Bill Genovese finds that the principle figures in the murder also had unglimpsed nuances. Kitty herself was a quick wit, greatly appreciated by the bar patrons whom she served and occasionally cut off from alcohol. She was also a semi-closeted lesbian in a relationship with another woman. Moseley, meanwhile, may or may not have been criminally active prior to killing Kitty Genovese, and spent the majority of the remainder of his life in prison for the murder and subsequent crimes upon brief release, periodically fabricating accounts of the killing and showing what was judged to be insufficient remorse for what he did when he came up for parole (he died this year in prison at 81 years of age). But he had a wife and family prior to the crime, and one of his sons, now a reverend, has a tense and unpredictable interview with Bill that convolutes his feelings about the man who killed his sister rather than offers them any measure of closure (Moseley himself refused to speak with Bill).

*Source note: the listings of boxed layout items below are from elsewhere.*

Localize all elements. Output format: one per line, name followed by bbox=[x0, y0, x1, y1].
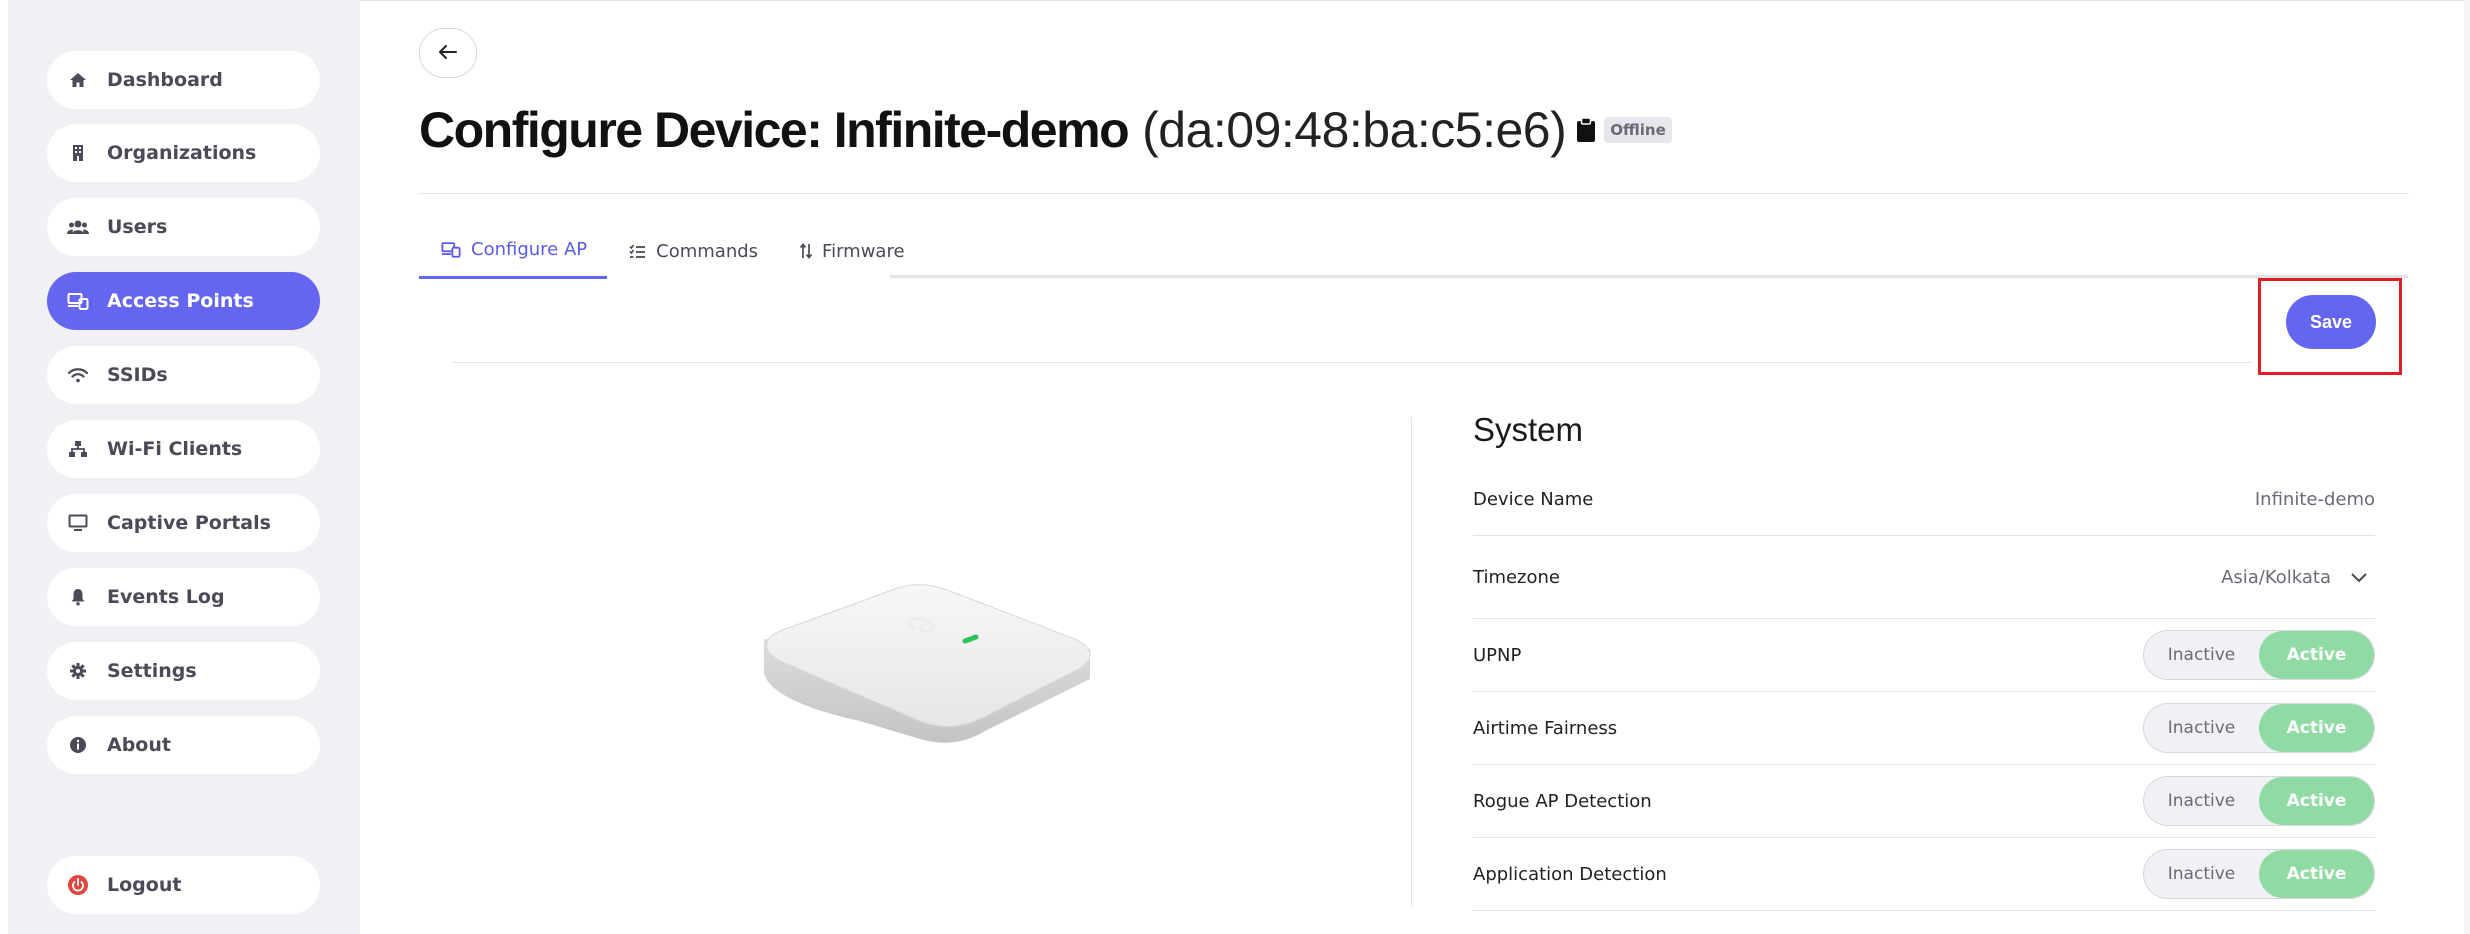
application-detection-toggle[interactable]: Inactive Active bbox=[2143, 849, 2375, 899]
system-panel: System Device Name Infinite-demo Timezon… bbox=[1473, 411, 2375, 911]
sidebar-item-label: Settings bbox=[107, 660, 197, 682]
status-badge: Offline bbox=[1604, 117, 1672, 143]
tab-label: Commands bbox=[656, 240, 759, 262]
system-title: System bbox=[1473, 411, 1584, 448]
devices-icon bbox=[441, 241, 461, 258]
tab-label: Firmware bbox=[822, 240, 905, 262]
sidebar-item-wifi-clients[interactable]: Wi-Fi Clients bbox=[47, 420, 320, 478]
chevron-down-icon bbox=[2351, 567, 2367, 588]
sort-icon bbox=[800, 243, 813, 259]
gear-icon bbox=[67, 660, 89, 682]
sidebar-item-label: Dashboard bbox=[107, 69, 223, 91]
sidebar-item-users[interactable]: Users bbox=[47, 198, 320, 256]
timezone-row: Timezone Asia/Kolkata bbox=[1473, 536, 2375, 619]
back-button[interactable] bbox=[419, 28, 477, 78]
arrow-left-icon bbox=[439, 44, 457, 62]
device-name-row: Device Name Infinite-demo bbox=[1473, 463, 2375, 536]
toggle-inactive[interactable]: Inactive bbox=[2144, 631, 2259, 679]
rogue-ap-detection-row: Rogue AP Detection Inactive Active bbox=[1473, 765, 2375, 838]
sidebar-item-dashboard[interactable]: Dashboard bbox=[47, 51, 320, 109]
monitor-icon bbox=[67, 512, 89, 534]
sidebar-item-captive-portals[interactable]: Captive Portals bbox=[47, 494, 320, 552]
device-image bbox=[750, 571, 1110, 771]
logout-button[interactable]: Logout bbox=[47, 856, 320, 914]
upnp-toggle[interactable]: Inactive Active bbox=[2143, 630, 2375, 680]
page-title: Configure Device: Infinite-demo (da:09:4… bbox=[419, 101, 1672, 159]
device-mac: (da:09:48:ba:c5:e6) bbox=[1142, 102, 1567, 158]
devices-icon bbox=[67, 290, 89, 312]
toggle-label: Airtime Fairness bbox=[1473, 717, 1618, 739]
sidebar-item-label: About bbox=[107, 734, 171, 756]
toggle-inactive[interactable]: Inactive bbox=[2144, 777, 2259, 825]
toggle-label: Application Detection bbox=[1473, 863, 1667, 885]
clipboard-icon[interactable] bbox=[1576, 117, 1596, 143]
sidebar-item-about[interactable]: About bbox=[47, 716, 320, 774]
bell-icon bbox=[67, 586, 89, 608]
users-icon bbox=[67, 216, 89, 238]
timezone-value: Asia/Kolkata bbox=[2221, 566, 2331, 588]
application-detection-row: Application Detection Inactive Active bbox=[1473, 838, 2375, 911]
network-icon bbox=[67, 438, 89, 460]
toggle-inactive[interactable]: Inactive bbox=[2144, 850, 2259, 898]
device-name-value[interactable]: Infinite-demo bbox=[2255, 489, 2375, 510]
sidebar-item-label: Captive Portals bbox=[107, 512, 271, 534]
toggle-label: UPNP bbox=[1473, 644, 1522, 666]
sidebar-item-access-points[interactable]: Access Points bbox=[47, 272, 320, 330]
timezone-select[interactable]: Asia/Kolkata bbox=[2221, 567, 2367, 588]
toggle-label: Rogue AP Detection bbox=[1473, 790, 1652, 812]
main-content: Configure Device: Infinite-demo (da:09:4… bbox=[360, 0, 2470, 934]
tab-divider bbox=[890, 275, 2408, 278]
airtime-fairness-row: Airtime Fairness Inactive Active bbox=[1473, 692, 2375, 765]
wifi-icon bbox=[67, 364, 89, 386]
page-title-text: Configure Device: Infinite-demo bbox=[419, 102, 1130, 158]
upnp-row: UPNP Inactive Active bbox=[1473, 619, 2375, 692]
tab-commands[interactable]: Commands bbox=[607, 223, 778, 279]
sidebar-item-organizations[interactable]: Organizations bbox=[47, 124, 320, 182]
tab-bar: Configure AP Commands Firmware bbox=[419, 223, 925, 279]
list-check-icon bbox=[629, 244, 646, 259]
timezone-label: Timezone bbox=[1473, 566, 1560, 588]
toggle-active[interactable]: Active bbox=[2259, 850, 2374, 898]
divider bbox=[419, 193, 2409, 194]
divider bbox=[452, 362, 2252, 363]
sidebar-item-label: Organizations bbox=[107, 142, 257, 164]
rogue-ap-detection-toggle[interactable]: Inactive Active bbox=[2143, 776, 2375, 826]
sidebar-item-settings[interactable]: Settings bbox=[47, 642, 320, 700]
device-name-label: Device Name bbox=[1473, 488, 1594, 510]
info-icon bbox=[67, 734, 89, 756]
toggle-active[interactable]: Active bbox=[2259, 631, 2374, 679]
toggle-active[interactable]: Active bbox=[2259, 704, 2374, 752]
sidebar-item-ssids[interactable]: SSIDs bbox=[47, 346, 320, 404]
tab-label: Configure AP bbox=[471, 239, 588, 260]
vertical-divider bbox=[1411, 417, 1412, 907]
page-scrollbar[interactable] bbox=[2464, 0, 2470, 934]
sidebar-item-label: Access Points bbox=[107, 290, 254, 312]
sidebar-item-events-log[interactable]: Events Log bbox=[47, 568, 320, 626]
sidebar-item-label: Wi-Fi Clients bbox=[107, 438, 243, 460]
sidebar-item-label: Users bbox=[107, 216, 168, 238]
sidebar: Dashboard Organizations Users Access Poi… bbox=[8, 0, 360, 934]
sidebar-item-label: SSIDs bbox=[107, 364, 168, 386]
toggle-active[interactable]: Active bbox=[2259, 777, 2374, 825]
tab-firmware[interactable]: Firmware bbox=[778, 223, 925, 279]
power-icon bbox=[67, 874, 89, 896]
sidebar-item-label: Events Log bbox=[107, 586, 225, 608]
save-button[interactable]: Save bbox=[2286, 295, 2376, 349]
home-icon bbox=[67, 69, 89, 91]
logout-label: Logout bbox=[107, 874, 182, 896]
airtime-fairness-toggle[interactable]: Inactive Active bbox=[2143, 703, 2375, 753]
tab-configure-ap[interactable]: Configure AP bbox=[419, 223, 608, 279]
building-icon bbox=[67, 142, 89, 164]
toggle-inactive[interactable]: Inactive bbox=[2144, 704, 2259, 752]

At some certain point in the many-years-long investigative odyssey that takes up The Witness, Bill Genovese acknowledges that his mission has become less about finding the “truth” or any measure of peace and closure than the act of searching itself functioning as a form of therapy, to scour his own mind and heart of whatever anxieties and pain linger there from the loss of his sister. This certainly seems to be the only explanation for his climactic project, which involves hiring an actress to re-enact Kitty’s blood-curdling nocturnal screams and desperate final moments outside the building where it happens 50 years earlier. Even if Bill’s personal investment in the murder sometimes proscribes the breadth of his examination and dispelling of its dominant myths, his proximity to its victim allows him to evade the conventional interpretations of the event, or at least to work to push beyond them. Like Amanda Knox, The Witness is an effective caution against the power of assumptions and encourages observers of events to doubt initial narrative around them and dig for deeper truths, difficult as both that digging and the truths themselves may be.